La seconde période redémarre sur les mêmes bases : Engagement, détermination et collectif stéphanois contre fébrilité parisienne. Sur une action plutôt anodine, Hamouma profite d’une incroyable incompréhension dans la défense parisienne et d’une deuxième bourde de Marquinhos pour doubler la mise.

Les verts dans le rouge …

2/0. Les parisiens se dirigeraient-ils vers leur première défaite de la saison ? Il reste 40 minutes à jouer et on imagine mal ce qui pourrait remettre le collectif parisien à l’endroit.

Lemoine, au duel avec Lavezzi est averti pour la seconde fois par M. Buquet. L’ancien Rennais, qui a pris un coup de coude au visage au passage, laisse ses partenaires à 10 le visage en sang. Une décision sévère à première vue mais qui se justifie quand on y regarde de plus près. L’ancien Rennais fait une faute « tactique » et avouera à froid « 24 heures après, avec du recul et après avoir revu les images, je pense qu’il y a contact avec Lavezzi. L’arbitre m’a averti pour une accumulation de fautes, il avait déjà le carton jaune avant de voir mon état, donc ça ne changeait rien ».

En supériorité numérique, Laurent Blanc passe alors à l’offensive, et à 3 défenseurs derrière : Alex et Lavezzi sont remplacés respectivement par Menez et Lucas. Dans le même temps, Galtier décide de renforcer son  milieu de terrain : Corgnet laisse sa place à Diomandé sous les acclamations du public et Gradel, remplace Mollo.

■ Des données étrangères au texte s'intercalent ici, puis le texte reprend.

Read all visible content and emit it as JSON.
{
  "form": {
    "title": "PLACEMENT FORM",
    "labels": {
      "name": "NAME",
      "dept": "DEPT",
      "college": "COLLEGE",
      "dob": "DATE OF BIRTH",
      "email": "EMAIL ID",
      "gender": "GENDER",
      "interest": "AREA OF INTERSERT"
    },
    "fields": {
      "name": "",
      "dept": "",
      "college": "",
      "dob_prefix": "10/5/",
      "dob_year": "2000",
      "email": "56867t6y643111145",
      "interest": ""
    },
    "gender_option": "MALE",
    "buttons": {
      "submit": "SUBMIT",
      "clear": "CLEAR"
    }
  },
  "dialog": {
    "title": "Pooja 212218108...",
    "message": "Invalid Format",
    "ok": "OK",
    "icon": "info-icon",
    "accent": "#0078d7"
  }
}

L’expulsion de Lemoine et la sortie de Corgnet ont inévitablement fait reculer les stéphanois devant la cage de Ruffier. Le PSG maîtrise le ballon et le danger se fait sentir. A la suite d’un corner, Verratti et Maxwell combinent sur le côté gauche. Le centre du Brésilien trouve Cavani au premier poteau, qui trompe Ruffier d’une reprise du droit. .Le PSG réduit l’écart et il reste 20 minutes aux coéquipiers de Cavani pour revenir au score. La possession de balle est parisienne, mais ne se crée pas réellement d’occasions franches. Les stéphanois donnent l’impression de bien gérer. Gradel, tout juste entré a même  la balle de match à 3 minutes de la fin. Sur un coup franc de Ghoulam, Sirigu, piégé par le rebond manque sa prise de balle et relâche devant Gradel qui reprend du gauche mais manque le cadre. Mais comme contre Bastia, Lorient les verts vont craquer dans les dernières secondes. Sur un centre de Matuidi,  Le ballon effleure la tête d’Ibrahimovic puis la jambe de Cavani et rebondit devant Ruffier. Piégé, le portier vert s’incline…

« Le courage croît en osant et la peur en hésitant. »

« Paris concède 85% de ses buts dans la première demi-heure. S’il y avait une faille, c’était la et il fallait s’y engouffrer ». Christophe Galtier a eu raison. Il fallait oser, tenter, prendre des risques». Malgré deux buts d’avance, un public extraordinaire, cela n’a pas suffi…Il faudra être très courageux pour battre ce PSG.